Plus encore qu’entre l’étude de la Parole de Dieu, la systématique et la morale, la relation entre la liturgie et le reste de la théologie a été distendue sinon rompue. Or, très conscient de ce divorce, Benoît XVI ne cesse de retisser le « lien entre lex orandi [loi de la prière] et lex credendi [loi de la foi] [23] ».

On sait le goût et la compétence de Joseph Ratzinger pour la liturgie à la­quelle il a consacré de nombreux articles, conférences et divers ouvrages autorisés [24]. « La réalité inépuisable de la liturgie catholique m’a accompagné à toutes les étapes de ma vie », confie le Préfet dans son autobiographie [25]. En effet explique-t-il, la liturgie donne un re­lief au temps, ce qui parle au cœur même d’un enfant, de l’enfant qu’il était : « L’année li­turgique jalonnait le temps, ce qui, enfant, me remplissait le cœur de joie et de reconnais­sance [26] ». Il y a plus. A la suite des réflexions de Josef Pieper, Ratzinger voit, dans l’as­servissement à la production, à la « pensée opérationnelle [27] », « la menace de notre temps », son « péril le plus mortel [28] » ; en regard, toujours en harmonie avec les réflexions de son ami philosophe sur la fête et le culte [29], la liturgie constitue pour notre auteur l’ac­tivité libre par excellence, libre devant s’entendre au sens anglais de free, gratuit : « Plus l’exigence d’absolutisation du critère de l’utilité menace de monopoliser l’existence en­tière, plus l’homme a besoin, pour accéder à une vie authentiquement humaine […] d’un endroit où domine le silence et où est possible une véritable écoute, c’est-à-dire la per­ception de la réalité sur laquelle notre existence se fonde [30] ». Enfin, et là réside la raison la plus décisive, la liturgie est une source de première importance pour la connaissance de Dieu [31]. Il faut dire plus : l’acte liturgique est la foi en tant que célébrée. Elle devrait constituer le sommet de l’acte théologique. « On pourrait trouver bien secondaire, face aux crises poli­tiques et sociales de nos jours et des problèmes d’ordre moral qu’elles posent aux chré­tiens, de s’occuper de questions de liturgie et de prière », notait le théologien Ratzinger. Ce serait pourtant une tragique méprise, « tant la connaissance des règles morales que l’éveil des forces spirituelles, tous deux nécessaires pour surmonter cette crise, ne sauraient être séparés de la question de l’adoration. Ce n’est que lorsque l’homme, chaque homme, se tient devant la face de Dieu, prêt à répondre à son appel, que sa dignité est préservée. C’est pourquoi se préoccuper de la juste forme de l’adoration, ce n’est pas ne plus se pré­occuper de l’homme, mais c’est le centre même de cette préoccupation [32] ».

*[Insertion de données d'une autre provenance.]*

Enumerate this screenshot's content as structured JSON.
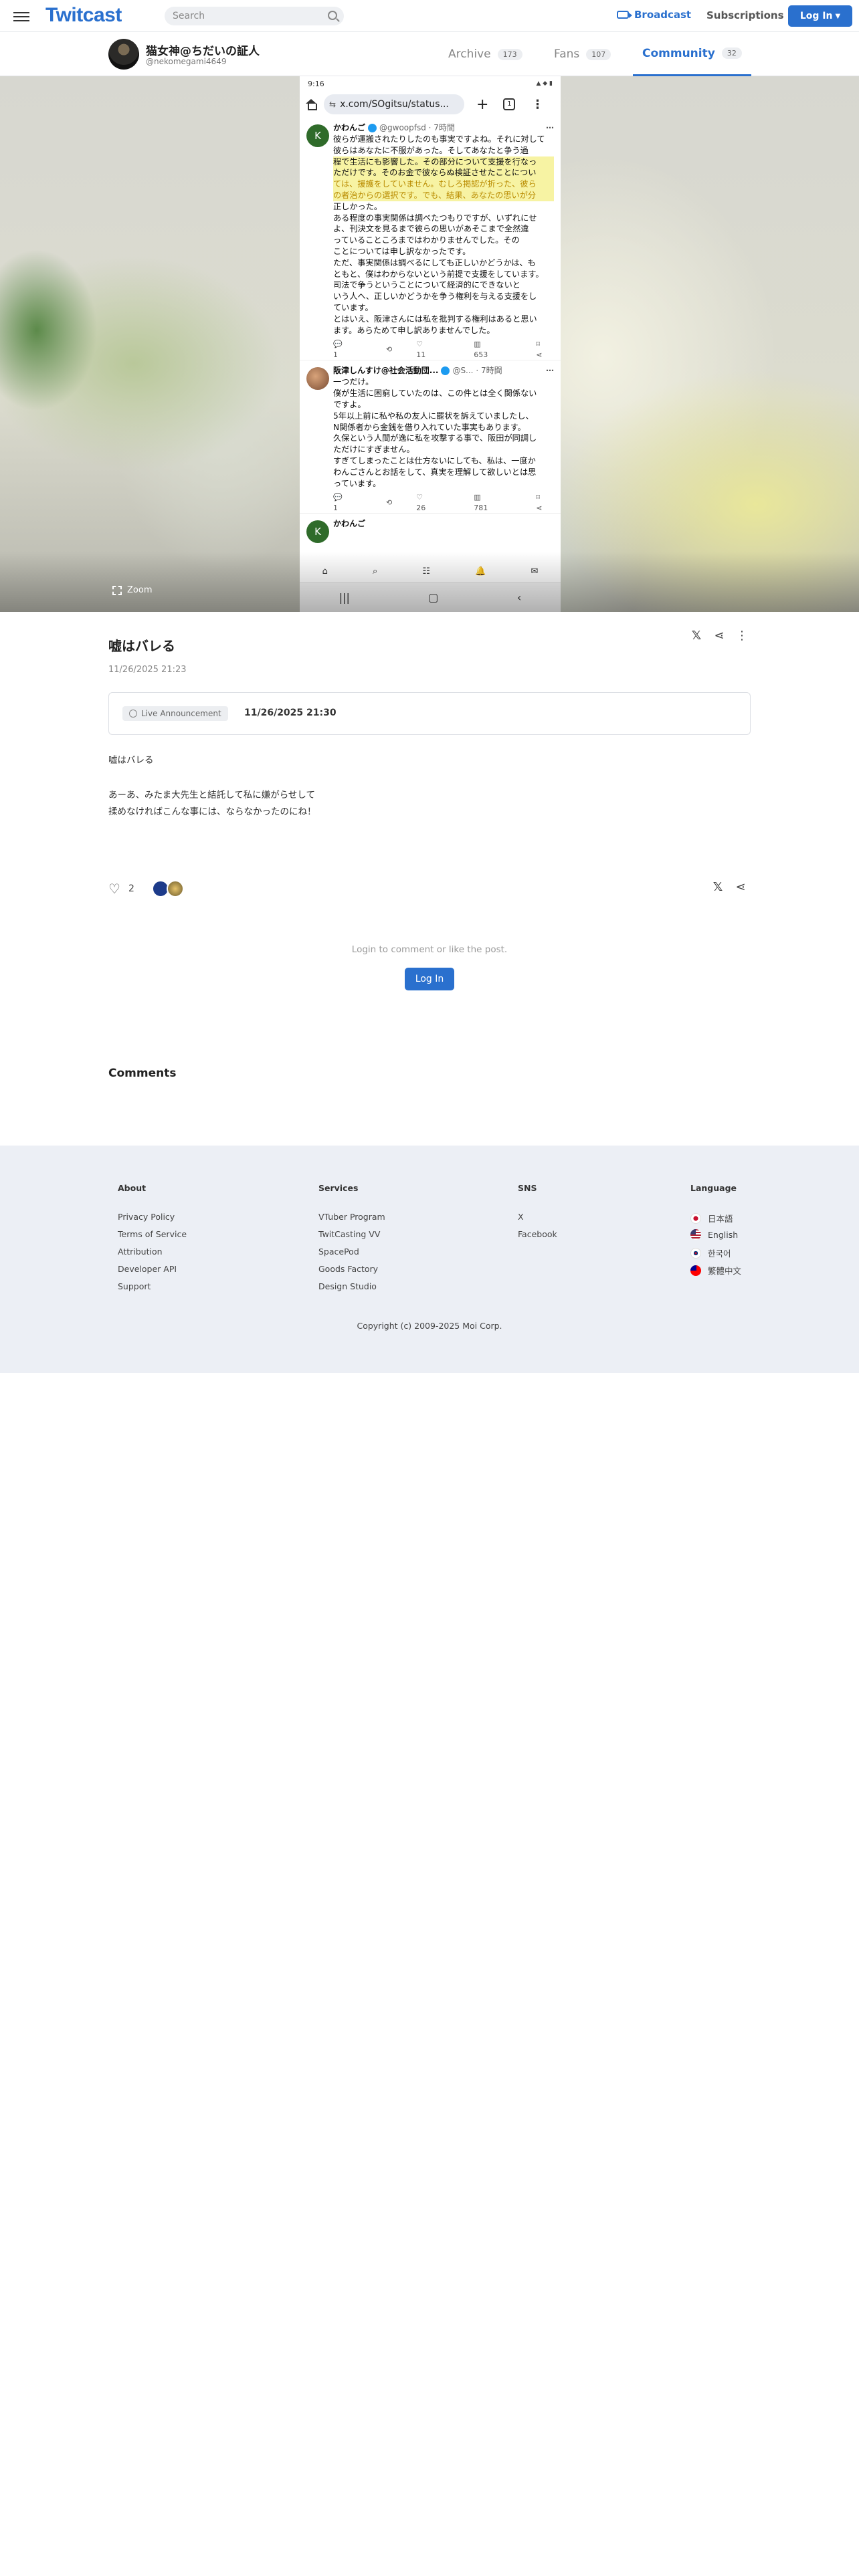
{
  "header": {
    "logo": "Twitcast",
    "search_placeholder": "Search",
    "broadcast": "Broadcast",
    "subscriptions": "Subscriptions",
    "login": "Log In"
  },
  "channel": {
    "name": "猫女神@ちだいの証人",
    "id": "@nekomegami4649",
    "tabs": [
      {
        "label": "Archive",
        "count": "173"
      },
      {
        "label": "Fans",
        "count": "107"
      },
      {
        "label": "Community",
        "count": "32"
      }
    ]
  },
  "hero": {
    "zoom": "Zoom",
    "phone": {
      "time": "9:16",
      "url": "x.com/SOgitsu/status...",
      "tabs_count": "1",
      "tweet1": {
        "avatar_letter": "K",
        "name": "かわんご",
        "handle": "@gwoopfsd · 7時間",
        "lines": [
          "彼らが運搬されたりしたのも事実ですよね。それに対して",
          "彼らはあなたに不服があった。そしてあなたと争う過",
          "程で生活にも影響した。その部分について支援を行なっ",
          "ただけです。そのお金で彼ならぬ検証させたことについ",
          "ては、援護をしていません。むしろ掲認が折った、彼ら",
          "の者治からの選択です。でも、結果、あなたの思いが分",
          "正しかった。",
          "ある程度の事実関係は調べたつもりですが、いずれにせ",
          "よ、刊決文を見るまで彼らの思いがあそこまで全然違",
          "っていることころまではわかりませんでした。その",
          "ことについては申し訳なかったです。",
          "ただ、事実関係は調べるにしても正しいかどうかは、も",
          "ともと、僕はわからないという前提で支援をしています。",
          "司法で争うということについて経済的にできないと",
          "いう人へ、正しいかどうかを争う権利を与える支援をし",
          "ています。",
          "とはいえ、阪津さんには私を批判する権利はあると思い",
          "ます。あらためて申し訳ありませんでした。"
        ],
        "stats": [
          "1",
          "",
          "11",
          "653"
        ]
      },
      "tweet2": {
        "name": "阪津しんすけ@社会活動団...",
        "handle": "@S... · 7時間",
        "lines": [
          "一つだけ。",
          "僕が生活に困窮していたのは、この件とは全く関係ない",
          "ですよ。",
          "5年以上前に私や私の友人に罷状を訴えていましたし、",
          "N関係者から金銭を借り入れていた事実もあります。",
          "久保という人間が逸に私を攻撃する事で、阪田が同調し",
          "ただけにすぎません。",
          "すぎてしまったことは仕方ないにしても、私は、一度か",
          "わんごさんとお話をして、真実を理解して欲しいとは思",
          "っています。"
        ],
        "stats": [
          "1",
          "",
          "26",
          "781"
        ]
      },
      "tweet3_head": "かわんご"
    }
  },
  "post": {
    "title": "嘘はバレる",
    "date": "11/26/2025 21:23",
    "live_label": "Live Announcement",
    "live_datetime": "11/26/2025 21:30",
    "body1": "嘘はバレる",
    "body2_line1": "あーあ、みたま大先生と結託して私に嫌がらせして",
    "body2_line2": "揉めなければこんな事には、ならなかったのにね！",
    "likes": "2"
  },
  "login_note": "Login to comment or like the post.",
  "login_button": "Log In",
  "comments_title": "Comments",
  "footer": {
    "about": {
      "title": "About",
      "items": [
        "Privacy Policy",
        "Terms of Service",
        "Attribution",
        "Developer API",
        "Support"
      ]
    },
    "services": {
      "title": "Services",
      "items": [
        "VTuber Program",
        "TwitCasting VV",
        "SpacePod",
        "Goods Factory",
        "Design Studio"
      ]
    },
    "sns": {
      "title": "SNS",
      "items": [
        "X",
        "Facebook"
      ]
    },
    "language": {
      "title": "Language",
      "items": [
        "日本語",
        "English",
        "한국어",
        "繁體中文"
      ]
    },
    "copyright": "Copyright (c) 2009-2025 Moi Corp."
  },
  "colors": {
    "accent": "#2a70ce"
  }
}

Comme on ne prouve jamais mieux le mou­vement qu’en marchant, le théologien devenu pape fait de la liturgia une de ses principales sources de médi­tation, l’un des sujets d’élection de ses discours [33]. Dès l’homélie de la messe d’inauguration du pontificat, il com­mente longuement le sens du pallium, « tissu en pure laine, qui est placé sur mes épaules » et « que les Évêques de Rome portent depuis la fin du ive siècle [34] ». Qui s’étonnera que, lors des grandes fêtes du cycle liturgique, il rappelle le sens de l’événement [35] ? Mais, loin de se contenter de généralités, Benoît XVI entre volontiers dans le détail, par exemple de la signification d’un lieu [36] ou d’un espace liturgique [37], d’un temps [38], d’une « ma­tière » (comme l’eau du baptême [39]), d’un geste (comme l’imposition des mains [40]), d’une parole (comme les trois « non » et les trois « oui » dans le second dialogue préparant au bap­tême [41]), etc. Il ne manque pas une occasion de préciser le sens ou de souligner l’impor­tance d’une prière (comme la prière de bénédiction avant le repas [42]) ou d’une pratique (comme le jeûne [43]). Et, très souvent, lors de l’Angélus (ou du Regina cœli) du dimanche, il fait mémoire de tel ou tel Saint marquant, rappelle un événement ou une parole exem­plaire rapportés par son hagiographie et en fait l’application à la vie du chrétien d’aujour­d’hui. En voici un exemple frappant, car l’application vaut… pour le pape lui-même. Lors de l’Angélus du 20 août 2006 qui coïncidait avec la fête de saint Bernard, le Pontife romain rappela sa parole « provocatrice » à Eugène III, qui se trouvait être son ancien disciple à Clairvaux. Parlant des « nombreuses occupations [qui] conduisent souvent à la  », saint Bernard reproche au pape de s’ »y livrer tout entier, sans rien réserver » pour soi-même. Et Benoît XVI d’en conclure : « Combien ce rappel de la primauté de la prière et de la contemplation est utile pour nous également [44]! »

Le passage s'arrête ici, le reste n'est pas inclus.